Cellnovo launches mobile diabetes app connected to insulin pump
Cellnovo, based in London, has launched what the company calls the world's first mobile-connected diabetes management system. Designed for use by patients with type 1 diabetes, the system includes a glucometer, a wirelessly connected insulin pump, an activity monitor, and a cell phone-based data transfer system.
The company, which received European Mark CE approval for its system in September, plans a "usability trial" involving about 100 patients. The study will be conducted in 10 diabetes centers across the U.K.
Cellnovo's insulin pump, advertised as the smallest on the market, attaches to the body with a Velcro strip and runs on rechargeable batteries. The pump is said to deliver an infusion that is within 1 to 2 percent of the desired dose.

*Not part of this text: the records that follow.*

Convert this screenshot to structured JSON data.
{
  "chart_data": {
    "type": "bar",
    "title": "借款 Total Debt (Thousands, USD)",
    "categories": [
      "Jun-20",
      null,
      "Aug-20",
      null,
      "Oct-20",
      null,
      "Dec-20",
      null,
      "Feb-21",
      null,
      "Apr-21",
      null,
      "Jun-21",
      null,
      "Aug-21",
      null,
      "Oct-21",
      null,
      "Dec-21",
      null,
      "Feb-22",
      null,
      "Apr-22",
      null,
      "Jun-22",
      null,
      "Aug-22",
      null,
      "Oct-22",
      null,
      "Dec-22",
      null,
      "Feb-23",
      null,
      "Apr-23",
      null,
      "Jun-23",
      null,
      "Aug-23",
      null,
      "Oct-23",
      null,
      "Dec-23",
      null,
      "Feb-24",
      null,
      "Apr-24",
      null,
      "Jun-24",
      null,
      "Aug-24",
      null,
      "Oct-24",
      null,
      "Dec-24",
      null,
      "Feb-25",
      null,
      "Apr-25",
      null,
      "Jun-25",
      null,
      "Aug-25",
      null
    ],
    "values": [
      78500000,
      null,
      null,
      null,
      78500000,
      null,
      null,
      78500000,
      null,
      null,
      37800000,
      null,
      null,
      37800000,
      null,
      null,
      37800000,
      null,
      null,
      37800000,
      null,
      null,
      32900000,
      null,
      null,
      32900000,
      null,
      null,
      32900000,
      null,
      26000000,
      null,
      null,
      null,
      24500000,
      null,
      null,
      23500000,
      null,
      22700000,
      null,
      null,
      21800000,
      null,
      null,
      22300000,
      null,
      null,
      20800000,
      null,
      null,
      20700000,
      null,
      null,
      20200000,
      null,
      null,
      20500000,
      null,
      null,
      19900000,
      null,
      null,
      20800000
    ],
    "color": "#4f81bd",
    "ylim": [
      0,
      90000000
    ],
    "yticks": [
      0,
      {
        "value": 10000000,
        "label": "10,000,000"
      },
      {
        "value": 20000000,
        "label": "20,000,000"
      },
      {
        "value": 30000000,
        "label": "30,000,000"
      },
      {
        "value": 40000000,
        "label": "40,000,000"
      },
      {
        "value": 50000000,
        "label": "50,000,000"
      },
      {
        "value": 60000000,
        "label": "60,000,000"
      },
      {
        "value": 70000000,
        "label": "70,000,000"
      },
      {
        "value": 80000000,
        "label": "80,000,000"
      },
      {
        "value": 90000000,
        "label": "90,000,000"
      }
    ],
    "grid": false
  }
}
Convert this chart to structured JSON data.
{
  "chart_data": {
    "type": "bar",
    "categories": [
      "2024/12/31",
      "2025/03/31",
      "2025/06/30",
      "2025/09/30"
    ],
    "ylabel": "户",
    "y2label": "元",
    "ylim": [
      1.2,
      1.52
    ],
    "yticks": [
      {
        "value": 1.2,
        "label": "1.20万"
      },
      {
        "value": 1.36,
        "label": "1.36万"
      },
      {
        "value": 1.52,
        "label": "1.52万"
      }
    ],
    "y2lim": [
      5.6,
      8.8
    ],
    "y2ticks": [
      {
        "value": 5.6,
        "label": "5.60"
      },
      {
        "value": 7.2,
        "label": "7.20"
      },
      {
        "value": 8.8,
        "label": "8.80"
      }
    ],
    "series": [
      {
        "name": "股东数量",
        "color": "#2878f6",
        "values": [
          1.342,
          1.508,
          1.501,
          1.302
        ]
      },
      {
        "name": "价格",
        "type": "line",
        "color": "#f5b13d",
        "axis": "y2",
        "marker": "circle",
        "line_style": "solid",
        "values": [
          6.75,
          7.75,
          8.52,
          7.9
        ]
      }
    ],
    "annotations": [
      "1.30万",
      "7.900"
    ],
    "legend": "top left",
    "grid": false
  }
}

The wireless handset, which looks like a smartphone, controls the insulin pump and automates the capture of relevant data, including glucose readings. Activity is measured by an accelerometer built into the insulin pump. Patients can also enter dietary data and indicate how they feel by clicking on a "smiley-face" icon.
"The launch of the Cellnovo system marks a new era in medicine where mobile connectivity is routinely embedded in medical devices," Cellnovo CEO William F. McKeon said in an announcement. "We are moving into an era where our doctors will routinely detect health issues over the web, before they worsen; and where patients and family members have the peace of mind that dangerous and costly emergencies can be avoided as early signs are immediately spotted."
No indication was given of whether or when the diabetes management system would be introduced into the U.S. A number of mobile applications for diabetes are available in this country. One of them, WellDoc's DiabetesManager, has been shown to lower HbA1c levels in patients with type 2 diabetes. The WellDoc system has been approved by the FDA and is being marketed by AT&T.